Home

Stian Soiland-Reyes edited this page Mar 16, 2016 · 36 revisions

This is a wiki adaptation of the 10 Simple rules for design, provision, and reuse of identifiers for web-based life science data by Julie A McMurry, et al. (Why?) Feel free to contribute!

Citation

Original paper: doi:10.5281/zenodo.31765

Permalink URI (This wiki): https://w3id.org/id-rules/

10 Simple rules for design, provision, and reuse of identifiers for web-based life science data

  1. Use established identifiers
  2. Design identifiers for use by others
  3. Help local identifiers travel well: document Prefix and Namespace
  4. Opt for simple durable web resolution
  5. Avoid embedding meaning
  6. Make URIs clear and findable
  7. Implement a version management policy
  8. Do not re-assign or delete identifiers
  9. Document the identifiers you issue and use
  10. Reference responsibly

Introduction

Life science data is evolving to be ever larger, more distributed, and more natively web-based. However, our collective handling of identifiers has lagged behind these advances. Diverse identifier issues (for instance “link rot” and “content drift”) have hampered our ability to integrate data and derive new knowledge from it. Optimizing web-based identifiers is harder than it appears and no single scheme is perfect: Identifiers are reused in different ways for different reasons, by different consumers. Moreover, digital entities (e.g., files), physical entities (e.g., biosamples), and descriptive entities (e.g., ‘mitosis’) have different requirements for identifiers. Nevertheless, there is substantial room for improvement throughout the life sciences and several other groups have been converging on identifier standards that are broadly applicable: (Force11 Data Citation Principles data citation principles and practices, Resource Identification Initiative, FAIR data principles).

Building on these efforts and drawing on our experience, we focus on the use case of large-scale data integration: we outline the identifier qualities and best practices that we feel are most important in this context. Specifically, we propose actions that providers of online databases (repositories, registries, and knowledgebases) should take when designing new identifiers or maintaining existing ones (Rules 1-9).

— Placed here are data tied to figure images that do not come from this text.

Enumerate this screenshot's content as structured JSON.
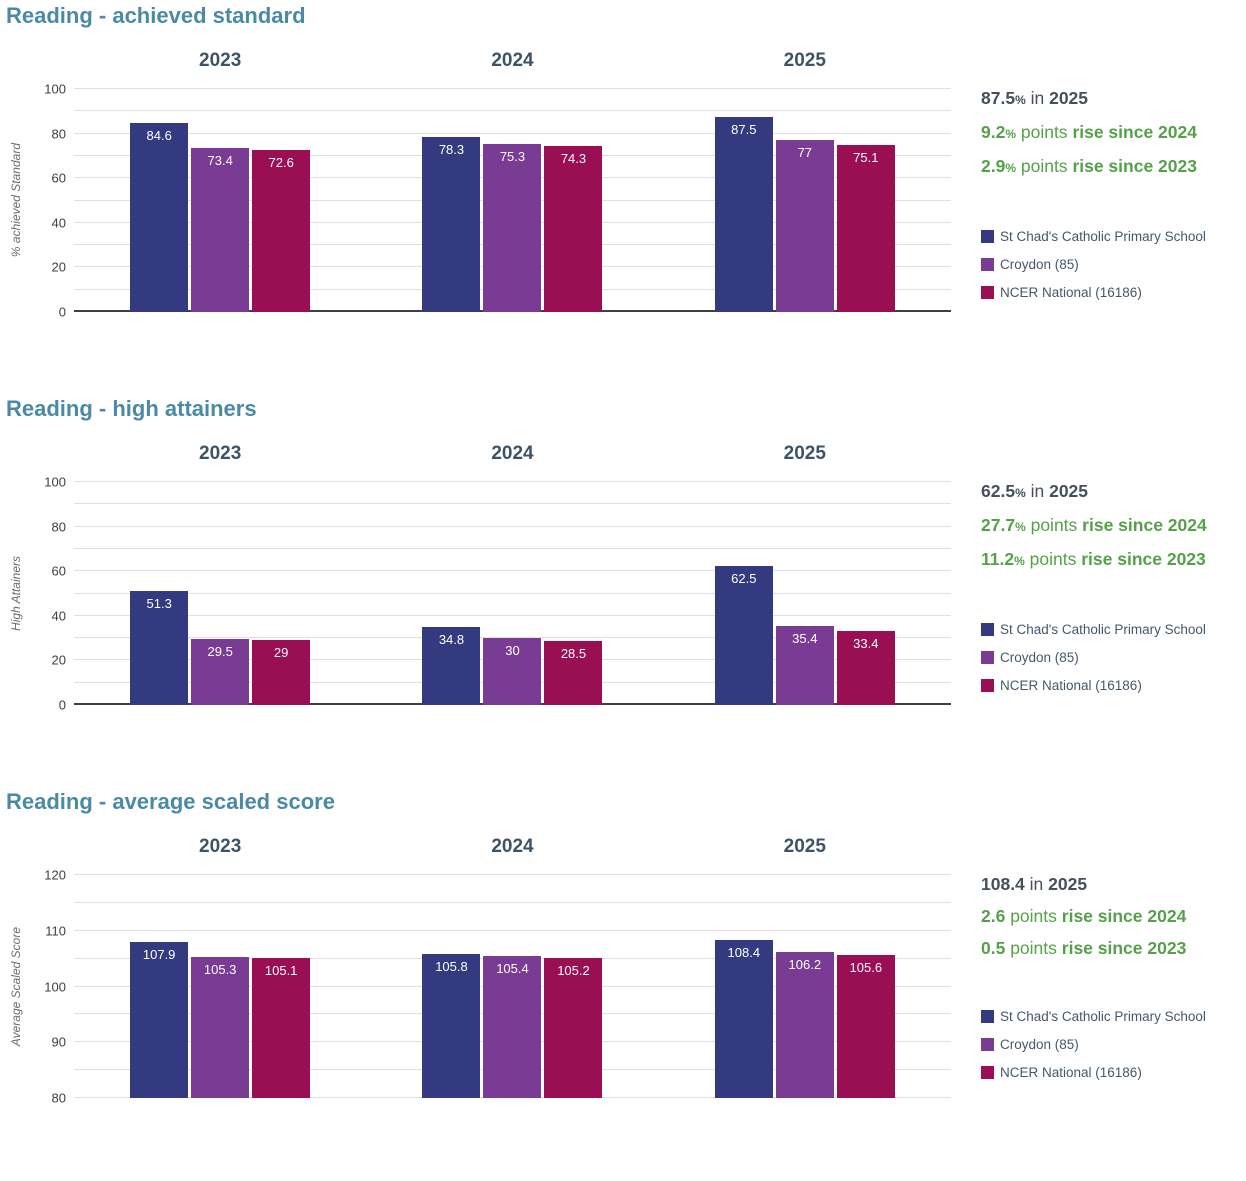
{
  "colors": {
    "heading": "#4a8aa6",
    "year_header": "#3d5366",
    "summary_dark": "#454f5e",
    "summary_green": "#55a149",
    "school": "#333a80",
    "lea": "#7a3b94",
    "national": "#9a0e54"
  },
  "chart_data": [
    {
      "type": "bar",
      "title": "Reading - achieved standard",
      "ylabel": "% achieved Standard",
      "ylim": [
        0,
        100
      ],
      "grid_step": 10,
      "tick_step": 20,
      "grid": true,
      "legend_position": "right",
      "categories": [
        "2023",
        "2024",
        "2025"
      ],
      "series": [
        {
          "name": "St Chad's Catholic Primary School",
          "color": "#333a80",
          "values": [
            84.6,
            78.3,
            87.5
          ]
        },
        {
          "name": "Croydon (85)",
          "color": "#7a3b94",
          "values": [
            73.4,
            75.3,
            77
          ]
        },
        {
          "name": "NCER National (16186)",
          "color": "#9a0e54",
          "values": [
            72.6,
            74.3,
            75.1
          ]
        }
      ],
      "summary": {
        "headline": {
          "value": "87.5",
          "unit": "%",
          "connector": "in",
          "tail": "2025"
        },
        "changes": [
          {
            "value": "9.2",
            "unit": "%",
            "connector": "points",
            "tail": "rise since 2024"
          },
          {
            "value": "2.9",
            "unit": "%",
            "connector": "points",
            "tail": "rise since 2023"
          }
        ]
      }
    },
    {
      "type": "bar",
      "title": "Reading - high attainers",
      "ylabel": "High Attainers",
      "ylim": [
        0,
        100
      ],
      "grid_step": 10,
      "tick_step": 20,
      "grid": true,
      "legend_position": "right",
      "categories": [
        "2023",
        "2024",
        "2025"
      ],
      "series": [
        {
          "name": "St Chad's Catholic Primary School",
          "color": "#333a80",
          "values": [
            51.3,
            34.8,
            62.5
          ]
        },
        {
          "name": "Croydon (85)",
          "color": "#7a3b94",
          "values": [
            29.5,
            30,
            35.4
          ]
        },
        {
          "name": "NCER National (16186)",
          "color": "#9a0e54",
          "values": [
            29,
            28.5,
            33.4
          ]
        }
      ],
      "summary": {
        "headline": {
          "value": "62.5",
          "unit": "%",
          "connector": "in",
          "tail": "2025"
        },
        "changes": [
          {
            "value": "27.7",
            "unit": "%",
            "connector": "points",
            "tail": "rise since 2024"
          },
          {
            "value": "11.2",
            "unit": "%",
            "connector": "points",
            "tail": "rise since 2023"
          }
        ]
      }
    },
    {
      "type": "bar",
      "title": "Reading - average scaled score",
      "ylabel": "Average Scaled Score",
      "ylim": [
        80,
        120
      ],
      "grid_step": 5,
      "tick_step": 10,
      "grid": true,
      "legend_position": "right",
      "categories": [
        "2023",
        "2024",
        "2025"
      ],
      "series": [
        {
          "name": "St Chad's Catholic Primary School",
          "color": "#333a80",
          "values": [
            107.9,
            105.8,
            108.4
          ]
        },
        {
          "name": "Croydon (85)",
          "color": "#7a3b94",
          "values": [
            105.3,
            105.4,
            106.2
          ]
        },
        {
          "name": "NCER National (16186)",
          "color": "#9a0e54",
          "values": [
            105.1,
            105.2,
            105.6
          ]
        }
      ],
      "summary": {
        "headline": {
          "value": "108.4",
          "unit": "",
          "connector": "in",
          "tail": "2025"
        },
        "changes": [
          {
            "value": "2.6",
            "unit": "",
            "connector": "points",
            "tail": "rise since 2024"
          },
          {
            "value": "0.5",
            "unit": "",
            "connector": "points",
            "tail": "rise since 2023"
          }
        ]
      }
    }
  ]
}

In Rule 10, we conclude with guidance to data integrators and redistributors on how best to reference identifiers from these diverse sources. This article may also be useful to data generators and end users as it offers insight into the issues associated with data provision in a web environment. We call upon data providers to take a long-term view of their entities’ scope and lifecycle, and to consider existing identifier platforms and services.

Conclusion

Better identifier design, provisioning, documentation, and referencing can address many of the identifier problems encountered in the life science data cycle. We recognize that improvements to the quality, diversity, and uptake of identifier tooling would lower barriers to adoption of these rules. We will undertake to address these gaps in the relevant initiatives (Text S1). We also recognize the need for formal software-engineering specifications of identifier formats and/or alignment between existing specifications and hope that this paper can catalyze such efforts.